I am pleased with how nicely this deck girder bridge turned out. I followed Richard Smith's April 2001 Garden Railroading magazine article for his Port Orchard deck girder bridge. Although not seen very well in this picture, I have placed guard rails between the main tracks. The ballast is a mixture of basalt and metamorphic rock crusher fines. The rails and ballast rest on a plank deck.


Track on common brick. Gravel will cover the dirt to the height of the brick, but the track will lay completely on the brick. December 2002. Gravel has been emplaced, the track is on brick, and the configuration of the track has been easily modified by moving the bricks. Note the increased radius of curvature at the end and the addition of a wye. May 2010.


Track on concrete block. Dirt will fill the holes and be banked up against the blocks so that the block will not show. December 2009. Some rocks and plants begin to cover the blocks, the holes are fill with sand, and a passing siding has been added in April 2010.


A wall of boulders covers the concrete blocks. You can build nice curves and loops with concrete blocks.

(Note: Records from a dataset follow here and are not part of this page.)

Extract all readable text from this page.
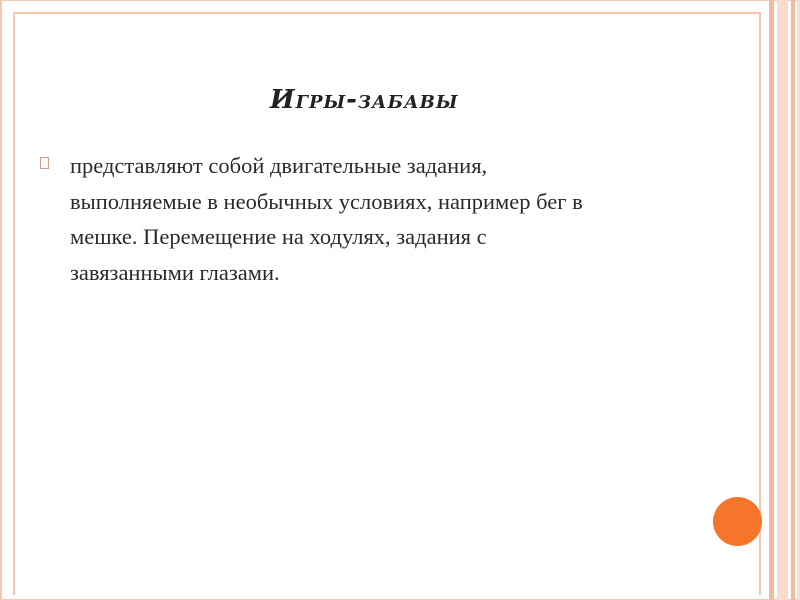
Игры-забавы
представляют собой двигательные задания, выполняемые в необычных условиях, например бег в мешке. Перемещение на ходулях, задания с завязанными глазами.
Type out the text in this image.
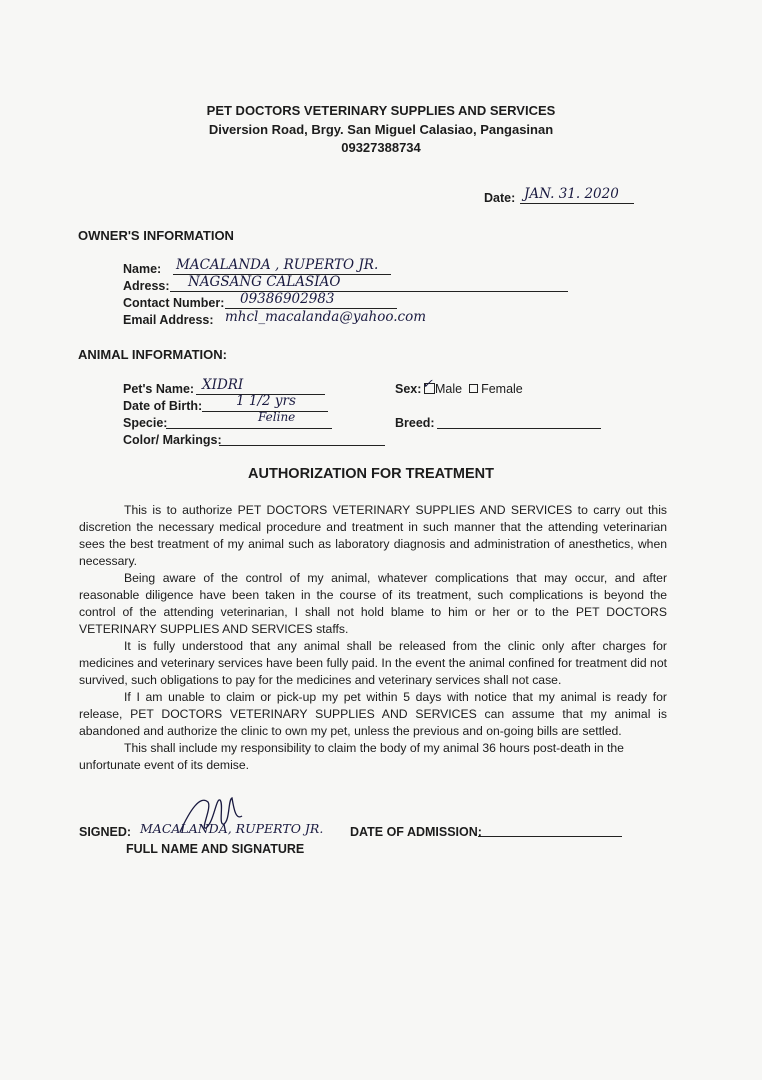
PET DOCTORS VETERINARY SUPPLIES AND SERVICES
Diversion Road, Brgy. San Miguel Calasiao, Pangasinan
09327388734
Date: JAN. 31. 2020
OWNER'S INFORMATION
Name: MACALANDA , RUPERTO JR.
Adress: NAGSANG CALASIAO
Contact Number: 09386902983
Email Address: mhcl_macalanda@yahoo.com
ANIMAL INFORMATION:
Pet's Name: XIDRI
Date of Birth:	1 1/2 yrs
Specie:	Feline
Color/ Markings:
Sex: ✓ Male Female
Breed:
AUTHORIZATION FOR TREATMENT

This is to authorize PET DOCTORS VETERINARY SUPPLIES AND SERVICES to carry out this discretion the necessary medical procedure and treatment in such manner that the attending veterinarian sees the best treatment of my animal such as laboratory diagnosis and administration of anesthetics, when necessary.

Being aware of the control of my animal, whatever complications that may occur, and after reasonable diligence have been taken in the course of its treatment, such complications is beyond the control of the attending veterinarian, I shall not hold blame to him or her or to the PET DOCTORS VETERINARY SUPPLIES AND SERVICES staffs.

It is fully understood that any animal shall be released from the clinic only after charges for medicines and veterinary services have been fully paid. In the event the animal confined for treatment did not survived, such obligations to pay for the medicines and veterinary services shall not case.

If I am unable to claim or pick-up my pet within 5 days with notice that my animal is ready for release, PET DOCTORS VETERINARY SUPPLIES AND SERVICES can assume that my animal is abandoned and authorize the clinic to own my pet, unless the previous and on-going bills are settled.

This shall include my responsibility to claim the body of my animal 36 hours post-death in the unfortunate event of its demise.

SIGNED: MACALANDA, RUPERTO JR.
FULL NAME AND SIGNATURE
DATE OF ADMISSION:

To get from the old layout (in the shade in the background) to the new extension shown in the images above (and out of sight at the left edge of this image), it was necessary to cross a redwood deck, so we routed two planks for two tracks to a depth that would leave the top of code 332 rails and their ties flush with the surface of the deck. April 2010.


Tracks come off a double-track trestle onto the deck where they resemble trolley car tracks. The tops of the rails are flush with the surface of the deck as are the inserts on either sides of the rails, so that one can walk on the tracks without stubbing a toe.